Dalam konteks inklusif, pembelajaran mendalam hanya dapat terwujud jika guru didukung oleh sistem manajemen yang kuat, kolaboratif, dan adaptif. Teknologi digital berperan sebagai penghubung antara prinsip inklusivitas dan praktik pembelajaran bermakna.
“Integrasi teknologi digital memungkinkan penguatan kompetensi pedagogik guru dan mendukung pengambilan keputusan berbasis data dalam layanan pendidikan inklusif,” tulis Laili Komariyah dari Universitas Mulawarman dalam artikelnya.

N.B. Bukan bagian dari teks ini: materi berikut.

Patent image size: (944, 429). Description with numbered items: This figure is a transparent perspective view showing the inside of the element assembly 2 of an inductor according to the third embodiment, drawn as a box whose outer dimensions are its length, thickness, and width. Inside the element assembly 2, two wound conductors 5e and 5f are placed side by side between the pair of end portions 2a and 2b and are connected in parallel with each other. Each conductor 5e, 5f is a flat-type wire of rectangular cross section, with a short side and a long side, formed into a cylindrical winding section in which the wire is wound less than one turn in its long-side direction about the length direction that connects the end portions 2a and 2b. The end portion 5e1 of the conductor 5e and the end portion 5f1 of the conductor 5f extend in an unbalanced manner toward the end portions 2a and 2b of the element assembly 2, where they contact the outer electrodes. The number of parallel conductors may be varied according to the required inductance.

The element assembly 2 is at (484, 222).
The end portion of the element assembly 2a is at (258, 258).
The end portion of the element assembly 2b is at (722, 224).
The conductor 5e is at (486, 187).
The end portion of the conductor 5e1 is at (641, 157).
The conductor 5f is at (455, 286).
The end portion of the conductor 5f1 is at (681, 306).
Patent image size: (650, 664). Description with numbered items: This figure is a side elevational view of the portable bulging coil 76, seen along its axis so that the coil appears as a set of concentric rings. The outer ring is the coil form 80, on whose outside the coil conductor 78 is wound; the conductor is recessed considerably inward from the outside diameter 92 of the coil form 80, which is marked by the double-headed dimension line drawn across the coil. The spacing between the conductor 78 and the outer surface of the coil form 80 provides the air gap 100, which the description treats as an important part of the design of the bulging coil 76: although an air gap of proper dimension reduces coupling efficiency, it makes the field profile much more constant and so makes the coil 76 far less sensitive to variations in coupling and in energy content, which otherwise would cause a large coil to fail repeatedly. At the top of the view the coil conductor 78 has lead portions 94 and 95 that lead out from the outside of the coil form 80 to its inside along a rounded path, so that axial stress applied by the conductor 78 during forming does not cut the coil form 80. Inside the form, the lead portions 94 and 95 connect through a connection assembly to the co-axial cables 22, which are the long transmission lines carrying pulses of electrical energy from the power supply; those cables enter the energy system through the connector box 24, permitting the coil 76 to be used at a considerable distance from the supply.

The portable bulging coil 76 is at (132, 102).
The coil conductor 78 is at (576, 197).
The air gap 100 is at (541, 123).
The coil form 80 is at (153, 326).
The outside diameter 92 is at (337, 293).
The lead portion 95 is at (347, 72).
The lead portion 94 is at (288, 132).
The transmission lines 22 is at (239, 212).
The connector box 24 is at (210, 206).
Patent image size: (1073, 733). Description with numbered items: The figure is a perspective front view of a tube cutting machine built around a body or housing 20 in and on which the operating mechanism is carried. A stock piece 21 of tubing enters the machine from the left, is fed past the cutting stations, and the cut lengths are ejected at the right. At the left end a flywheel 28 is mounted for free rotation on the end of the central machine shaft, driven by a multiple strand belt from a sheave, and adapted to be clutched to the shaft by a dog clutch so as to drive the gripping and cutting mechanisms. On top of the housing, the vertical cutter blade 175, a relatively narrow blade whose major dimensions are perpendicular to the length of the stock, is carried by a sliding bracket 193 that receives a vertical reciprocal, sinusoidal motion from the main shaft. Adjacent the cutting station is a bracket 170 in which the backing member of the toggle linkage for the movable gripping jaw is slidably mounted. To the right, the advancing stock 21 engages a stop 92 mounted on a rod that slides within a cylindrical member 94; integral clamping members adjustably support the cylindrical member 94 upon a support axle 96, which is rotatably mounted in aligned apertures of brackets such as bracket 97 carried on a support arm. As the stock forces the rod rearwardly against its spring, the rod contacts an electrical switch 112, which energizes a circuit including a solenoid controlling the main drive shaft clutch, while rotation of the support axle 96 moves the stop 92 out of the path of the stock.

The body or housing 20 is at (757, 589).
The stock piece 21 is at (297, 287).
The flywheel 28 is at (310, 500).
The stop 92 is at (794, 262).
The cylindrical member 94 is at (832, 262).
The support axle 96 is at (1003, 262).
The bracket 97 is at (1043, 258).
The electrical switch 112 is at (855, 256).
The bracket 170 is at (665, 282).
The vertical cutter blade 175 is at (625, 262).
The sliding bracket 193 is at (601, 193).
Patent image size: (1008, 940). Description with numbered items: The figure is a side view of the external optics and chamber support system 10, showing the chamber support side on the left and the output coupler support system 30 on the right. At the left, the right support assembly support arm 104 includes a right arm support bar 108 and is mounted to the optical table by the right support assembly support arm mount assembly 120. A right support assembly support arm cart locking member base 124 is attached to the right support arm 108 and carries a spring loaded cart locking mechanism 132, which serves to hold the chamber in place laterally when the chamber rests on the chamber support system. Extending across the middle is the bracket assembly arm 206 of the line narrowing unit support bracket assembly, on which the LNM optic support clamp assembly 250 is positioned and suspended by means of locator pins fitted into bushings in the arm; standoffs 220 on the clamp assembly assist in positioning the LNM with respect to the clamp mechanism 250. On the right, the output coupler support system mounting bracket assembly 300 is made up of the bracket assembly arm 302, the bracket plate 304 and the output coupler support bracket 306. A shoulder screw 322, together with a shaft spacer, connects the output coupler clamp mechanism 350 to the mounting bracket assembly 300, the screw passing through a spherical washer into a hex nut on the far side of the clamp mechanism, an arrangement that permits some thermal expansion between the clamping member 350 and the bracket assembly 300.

Implikasi bagi Sekolah dan Pembuat Kebijakan
Temuan ini memiliki implikasi luas bagi dunia pendidikan Indonesia. Bagi sekolah, penelitian ini menekankan pentingnya:
- Mengembangkan sistem manajemen guru dan staf berbasis digital,
- Meningkatkan literasi digital pendidik dan tenaga kependidikan, serta
- Membangun budaya kolaborasi yang didukung teknologi.
Bagi pembuat kebijakan, hasil kajian ini menjadi dasar penting untuk merumuskan kebijakan afirmatif yang mendorong digitalisasi manajemen sekolah inklusif. Dukungan terhadap infrastruktur teknologi, pelatihan berkelanjutan, dan sistem manajemen terpadu menjadi kunci keberhasilan.
Tanpa langkah strategis ini, pendidikan inklusif berisiko berhenti pada tataran konsep, tanpa mampu menjamin kualitas dan keadilan pembelajaran bagi semua peserta didik.